A point I made in the comments was that possibly the clustering of beer strengths in pubs may have something to do with the breakdown of the tied house system. If you’re competing with other brewers on the bar, you don’t want to have your beer ruled out because it's too strong or too weak. On the other hand, in tied houses, you can afford to present a wider strength range to punters because they only have a choice of strengths, not of brewery. For example, in a tied house Fullers can offer Chiswick Bitter at 3.5%, Discovery at 3.9%, London Pride at 4.1% and ESB at 5.5%, but in the free trade or pub company outlets you’re far more likely to see London Pride than any of the other beers.

The poll, together with associated comments, can be viewed here, but I won’t be logging any further votes.


  1. I voted for 4.6%-5% but ideally I'd like a variety of strengths to be available - i.e. a 3.4% mild, a 3.8% bitter, another 4.3% bitter and finally a strong hoppy ale or a porter at around the 5.4% mark.

    It would help if pubs could also stock proper craft bottled beers too, you know, the sort of beers that wouldn't be drunk in quantity but would be appreciated all the same.

  2. It's usually the case that the likelihood of finding interesting bottled beers is directly proportional to the likelihood of finding interesting cask beers.

  3. No lout on your new poll? Poor show.

  4. I appreciate that this is possibly a heathen thing to ask but as a very recent convert to tasty ales does anyone know of any worthwhile ale that comes in a can?
    I've noticed tanglefoot comes in cans but then nearly all the rest seem to be lagers. Sorry to offend the puritans of quaffing.

  5. Quite a few of the beers listed, such as Abbot, Pedigree and Bombardier, are also available in cans. Try a few and see how much you like them. The one I felt was a reasonable approximation to the bottled version was Directors.
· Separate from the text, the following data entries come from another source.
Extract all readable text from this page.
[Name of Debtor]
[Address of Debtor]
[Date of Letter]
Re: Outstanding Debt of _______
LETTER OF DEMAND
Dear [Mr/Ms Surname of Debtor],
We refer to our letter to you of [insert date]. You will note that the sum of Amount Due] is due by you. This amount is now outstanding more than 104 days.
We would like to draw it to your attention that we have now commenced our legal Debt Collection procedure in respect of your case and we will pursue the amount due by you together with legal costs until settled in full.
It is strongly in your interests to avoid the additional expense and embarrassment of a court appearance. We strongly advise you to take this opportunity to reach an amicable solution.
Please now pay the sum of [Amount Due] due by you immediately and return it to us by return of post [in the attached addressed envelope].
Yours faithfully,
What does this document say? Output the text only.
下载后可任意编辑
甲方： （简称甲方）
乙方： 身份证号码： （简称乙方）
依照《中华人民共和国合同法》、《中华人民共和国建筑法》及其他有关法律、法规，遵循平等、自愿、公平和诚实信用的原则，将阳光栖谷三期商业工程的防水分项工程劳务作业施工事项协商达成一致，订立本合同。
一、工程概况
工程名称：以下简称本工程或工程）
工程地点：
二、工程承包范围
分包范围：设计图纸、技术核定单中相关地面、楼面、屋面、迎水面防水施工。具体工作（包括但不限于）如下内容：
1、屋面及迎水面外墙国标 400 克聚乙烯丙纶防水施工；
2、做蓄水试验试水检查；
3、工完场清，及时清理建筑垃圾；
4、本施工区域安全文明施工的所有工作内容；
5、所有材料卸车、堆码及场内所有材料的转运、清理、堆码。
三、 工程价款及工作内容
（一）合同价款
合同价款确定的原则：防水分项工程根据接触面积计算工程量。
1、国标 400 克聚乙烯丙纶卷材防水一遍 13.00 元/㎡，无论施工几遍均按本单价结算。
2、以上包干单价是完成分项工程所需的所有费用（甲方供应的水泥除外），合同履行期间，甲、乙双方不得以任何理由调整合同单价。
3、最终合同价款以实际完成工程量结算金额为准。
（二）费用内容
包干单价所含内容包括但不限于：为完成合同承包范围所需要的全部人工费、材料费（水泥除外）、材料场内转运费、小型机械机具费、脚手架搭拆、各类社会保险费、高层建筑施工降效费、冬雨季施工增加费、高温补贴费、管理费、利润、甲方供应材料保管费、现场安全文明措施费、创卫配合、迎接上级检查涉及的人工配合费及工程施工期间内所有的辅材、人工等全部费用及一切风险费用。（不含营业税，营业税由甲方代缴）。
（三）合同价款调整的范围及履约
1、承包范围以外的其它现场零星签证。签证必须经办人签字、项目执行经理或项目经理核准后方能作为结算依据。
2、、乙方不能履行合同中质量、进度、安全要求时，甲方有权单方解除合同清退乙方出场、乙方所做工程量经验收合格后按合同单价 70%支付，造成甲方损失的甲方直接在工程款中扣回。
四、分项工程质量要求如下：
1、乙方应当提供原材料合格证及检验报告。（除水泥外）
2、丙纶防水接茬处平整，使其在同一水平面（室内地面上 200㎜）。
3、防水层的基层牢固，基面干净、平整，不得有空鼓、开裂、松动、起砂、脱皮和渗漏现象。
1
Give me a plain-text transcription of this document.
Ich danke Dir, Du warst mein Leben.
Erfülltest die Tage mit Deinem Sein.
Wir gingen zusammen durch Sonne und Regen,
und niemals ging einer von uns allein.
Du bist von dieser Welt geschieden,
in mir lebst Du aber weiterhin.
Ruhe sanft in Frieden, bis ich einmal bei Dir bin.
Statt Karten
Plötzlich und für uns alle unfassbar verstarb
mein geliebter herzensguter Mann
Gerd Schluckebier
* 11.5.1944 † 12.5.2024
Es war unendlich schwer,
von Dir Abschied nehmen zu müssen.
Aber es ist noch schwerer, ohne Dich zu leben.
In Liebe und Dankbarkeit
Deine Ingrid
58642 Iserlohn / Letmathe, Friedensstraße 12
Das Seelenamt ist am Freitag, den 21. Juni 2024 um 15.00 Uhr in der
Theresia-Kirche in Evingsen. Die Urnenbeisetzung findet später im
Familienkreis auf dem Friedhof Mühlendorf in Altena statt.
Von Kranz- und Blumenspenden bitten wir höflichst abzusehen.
  6. @Cookie - no lout? Yes, that's deliberate. Premium Bottled Ales are a clearly-defined off-sales category that don't to any significant extent compete with lagers, at least not in Tesco.

  7. If anything, I've found that no producer of quality beer in the UK puts their beer in cans. It's an unthinkable concept. A few microbreweries in Denmark do this though.

  8. Sure about that Mudge?

    I think the older drinker may define themselves as "ale men", I know my father does though many would describe his liking of £1.60 smooth bitter at his working mens club as "undiscerning". I prefer the £1.70 Harp lager when I join him.

    I suspect drinkers in their 20's & 30's would see themselves as either premium or standard drinkers. A chap buying London Pride would be more likely to pick up some Budvar than the guy buying the Foster's

    I suspect many drinkers alter their choices with the seasons prefering an ale in colder weather and a lager when it's warm.

  9. Clearly all beers to some extent compete with each other, but I would say PBAs in the supermarket scarcely compete at all with standard lagers, and only to a limited extent with the likes of Budvar and Bitburger. Their main competition, in terms of "do I buy this or that?", is Premium Canned Ales ;-)

    Incidentally, I have heard more than one person refer to PBAs as "real ales".

  10. When you're on about premium bottled ales, are you talking about those beers from regional breweries that are bottled, say, like something like Theakston's Old Peculier or perhaps your own favourite, Lakeland Gold?

    Incidentally, upon your recommendation I bought the bottled version of that and wasn't disappointed. Still would like hoppier choices than that though but we don't really have a prominent 'craft' market in this country as other countries do so I might imagine that carving a niche out of this is quite difficult, as most people I know prefer their beers to be quite safe.

    And, yes, I'm terrible for calling some PBAs real ales when they are not. Usually, though, I am referring to beers from the smaller brewhouses.

  11. How dare drinkers adopt their own meaning of "real" rather than accept the established orthodoxy of the beer cult. Can this be stopped?